The SS under Himmler (1929-1939)
The SS grew from a small bodyguard into the dominant Nazi police organisation after the Night of the Long Knives, becoming a parallel state under Himmler.
The early SS (1925-1934). The SS (Schutzstaffel — 'Protection Squad') was founded in 1925 as Hitler's small personal bodyguard — separate from the much larger SA. In the late 1920s it had only a few hundred members and was a subsidiary of the SA.
In January 1929 Hitler appointed Heinrich Himmler Reichsführer-SS. Under Himmler the SS began to grow:
- By 1933 it had around 50,000 members.
- Members wore the distinctive black uniforms with the silver skull-and-bones (Totenkopf) insignia.
- They were chosen for racial 'purity', physical fitness and ideological commitment.
- They swore personal loyalty to Hitler.
The Night of the Long Knives (30 June 1934).
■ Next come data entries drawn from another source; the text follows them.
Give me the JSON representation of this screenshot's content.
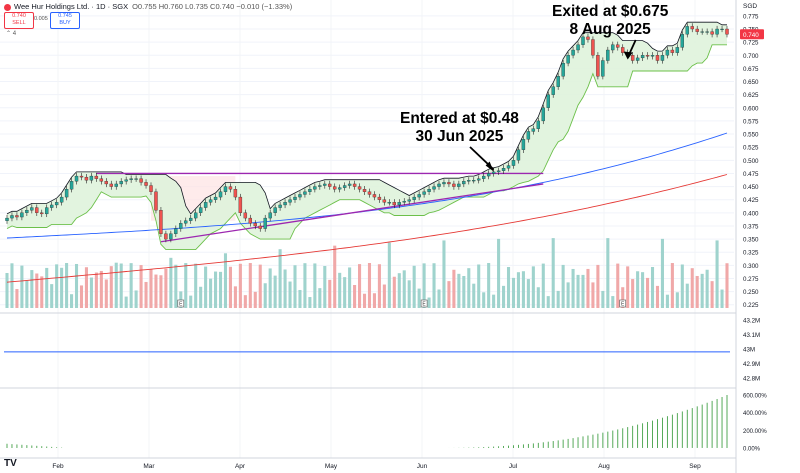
{
  "header": {
    "title": "Wee Hur Holdings Ltd. · 1D · SGX",
    "ohlc": "O0.755 H0.760 L0.735 C0.740 −0.010 (−1.33%)",
    "sell_price": "0.740",
    "sell_label": "SELL",
    "buy_price": "0.745",
    "buy_label": "BUY",
    "spread": "0.005",
    "currency": "SGD"
  },
  "annotations": {
    "exit": [
      "Exited at $0.675",
      "8 Aug 2025"
    ],
    "entry": [
      "Entered at $0.48",
      "30 Jun 2025"
    ]
  },
  "colors": {
    "up": "#26a69a",
    "down": "#ef5350",
    "vol_up": "#9fd3cd",
    "vol_down": "#f0a8a8",
    "trail_fill": "#dff3dc",
    "trail_line": "#6cc04a",
    "pink_fill": "#fde3e3",
    "ma_blue": "#2962ff",
    "ma_red": "#e53935",
    "channel": "#9c27b0",
    "accent_price": "#f23645"
  },
  "chart_data": {
    "type": "candlestick",
    "price_axis": {
      "ticks": [
        "0.775",
        "0.750",
        "0.725",
        "0.700",
        "0.675",
        "0.650",
        "0.625",
        "0.600",
        "0.575",
        "0.550",
        "0.525",
        "0.500",
        "0.475",
        "0.450",
        "0.425",
        "0.400",
        "0.375",
        "0.350",
        "0.325",
        "0.300",
        "0.275",
        "0.250",
        "0.225"
      ],
      "range": [
        0.215,
        0.79
      ],
      "last_price": "0.740"
    },
    "x_axis": {
      "labels": [
        "Feb",
        "Mar",
        "Apr",
        "May",
        "Jun",
        "Jul",
        "Aug",
        "Sep"
      ]
    },
    "closes": [
      0.39,
      0.395,
      0.392,
      0.4,
      0.405,
      0.41,
      0.4,
      0.398,
      0.41,
      0.415,
      0.42,
      0.43,
      0.445,
      0.46,
      0.47,
      0.468,
      0.462,
      0.47,
      0.465,
      0.46,
      0.455,
      0.45,
      0.455,
      0.46,
      0.463,
      0.465,
      0.465,
      0.458,
      0.452,
      0.44,
      0.405,
      0.36,
      0.35,
      0.36,
      0.37,
      0.38,
      0.385,
      0.39,
      0.4,
      0.41,
      0.42,
      0.425,
      0.43,
      0.44,
      0.45,
      0.445,
      0.43,
      0.4,
      0.39,
      0.38,
      0.375,
      0.37,
      0.39,
      0.4,
      0.41,
      0.415,
      0.42,
      0.425,
      0.43,
      0.435,
      0.44,
      0.445,
      0.45,
      0.452,
      0.455,
      0.45,
      0.445,
      0.448,
      0.452,
      0.455,
      0.45,
      0.445,
      0.44,
      0.435,
      0.43,
      0.425,
      0.42,
      0.42,
      0.415,
      0.42,
      0.422,
      0.425,
      0.43,
      0.435,
      0.44,
      0.445,
      0.45,
      0.455,
      0.458,
      0.455,
      0.45,
      0.455,
      0.46,
      0.462,
      0.462,
      0.465,
      0.47,
      0.475,
      0.478,
      0.48,
      0.485,
      0.49,
      0.5,
      0.52,
      0.54,
      0.555,
      0.56,
      0.575,
      0.6,
      0.625,
      0.64,
      0.66,
      0.685,
      0.7,
      0.71,
      0.72,
      0.735,
      0.73,
      0.7,
      0.66,
      0.69,
      0.71,
      0.72,
      0.715,
      0.705,
      0.7,
      0.69,
      0.695,
      0.7,
      0.698,
      0.7,
      0.69,
      0.7,
      0.71,
      0.705,
      0.715,
      0.74,
      0.755,
      0.75,
      0.745,
      0.745,
      0.745,
      0.74,
      0.75,
      0.75,
      0.74
    ],
    "volume_panel": {
      "ticks": [
        "43.2M",
        "43.1M",
        "43M",
        "42.9M",
        "42.8M"
      ],
      "range": [
        42.75,
        43.25
      ],
      "obv_value": 42.98
    },
    "oscillator_panel": {
      "ticks": [
        "600.00%",
        "400.00%",
        "200.00%",
        "0.00%"
      ],
      "range": [
        -80,
        680
      ],
      "final_value": 600
    },
    "markers": [
      "E"
    ]
  }
}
The decisive turning-point for the SS was the Night of the Long Knives (Topic 8.4). The SS executed the purge of Röhm and the SA leadership; in return:
- The SS was made independent of the SA.
- It expanded enormously in size, prestige and authority.
- The SA shrank into a marginal role.
- The SS became the dominant Nazi police organisation.
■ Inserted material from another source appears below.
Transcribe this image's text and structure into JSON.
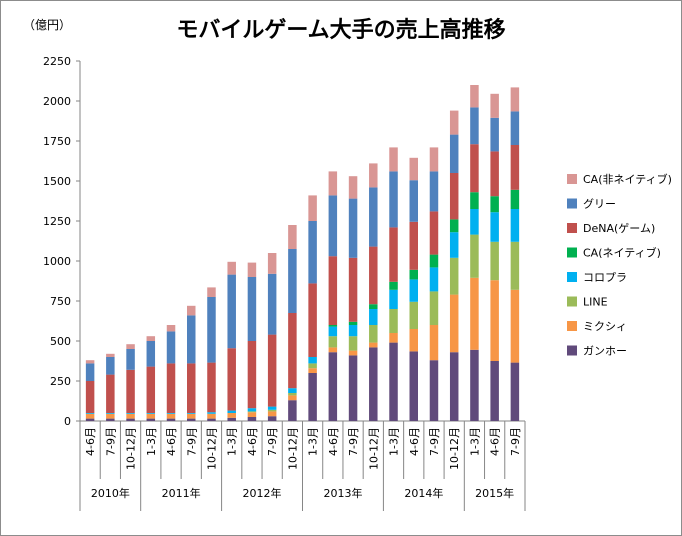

After June 1934 the SS was Hitler's chosen instrument of internal repression.
The structure of the SS. By the late 1930s the SS had several branches:
- Allgemeine SS ('General SS'): the main political/police branch.
- SS-Totenkopfverbände ('Death's Head Units'): ran the concentration camps under Theodor Eicke from 1934.
- SS-Verfügungstruppe ('Special Disposal Troops'): militarised SS units, the forerunner of the Waffen-SS.
- SD (Sicherheitsdienst): intelligence and surveillance under Heydrich.
- From 1936 the Gestapo was also under SS control (Himmler became Chief of German Police in 1936).
By 1939 the SS was a parallel state with its own military, police, courts and economic enterprises.
Himmler's role. Heinrich Himmler (1900-1945) was the architect of the SS. A former chicken-farmer turned ideologue, he combined:
- Bureaucratic discipline — an obsessive administrator who built the SS into a vast network.
- Racial fanaticism — he saw the SS as the racial elite of the future German Reich.
- Personal loyalty to Hitler — he was one of the few Nazi leaders Hitler trusted absolutely.
Himmler built the SS into an institution that combined police functions, ideological loyalty, and racial selection. He would later be the chief architect of the Holocaust.
Heydrich and the SD. Reinhard Heydrich (1904-1942), a former naval officer dismissed for an affair, became Himmler's deputy in 1931 and built the SD as the Nazi Party's intelligence service. After 1933 he gradually took over operational control of the Gestapo as well. By 1939 he headed the Reichssicherheitshauptamt (RSHA — Reich Security Main Office), combining SD, Gestapo and Criminal Police.
Heydrich was even more ruthless than Himmler. He chaired the Wannsee Conference (January 1942) that coordinated the Holocaust. He was assassinated in Prague in June 1942 by Czech agents trained in Britain.
Why the SS mattered. By 1939 the SS:
- Controlled the political police (Gestapo) across Germany.
- Ran the concentration-camp system.
- Had its own intelligence service (SD).
- Was building militarised units (the future Waffen-SS).
- Operated effectively beyond normal legal control.
The SS was the institution that made the Nazi police state possible. It was the engine of terror in peacetime and would become the engine of the Holocaust in war.
- SS founded 1925 as Hitler's small bodyguard; Himmler became Reichsführer-SS in January 1929.
- Night of the Long Knives (30 June 1934) made the SS independent of the SA and the dominant Nazi police organisation.
- Structure by 1939: Allgemeine SS, Death's Head Units (camps), Verfügungstruppe (militarised), SD (intelligence), Gestapo (from 1936).
- Himmler the architect; Heydrich as deputy ran the Gestapo and SD; both built the RSHA (1939).
- By 1939 the SS was a 'parallel state' — police, military, courts, economy — beyond normal legal control.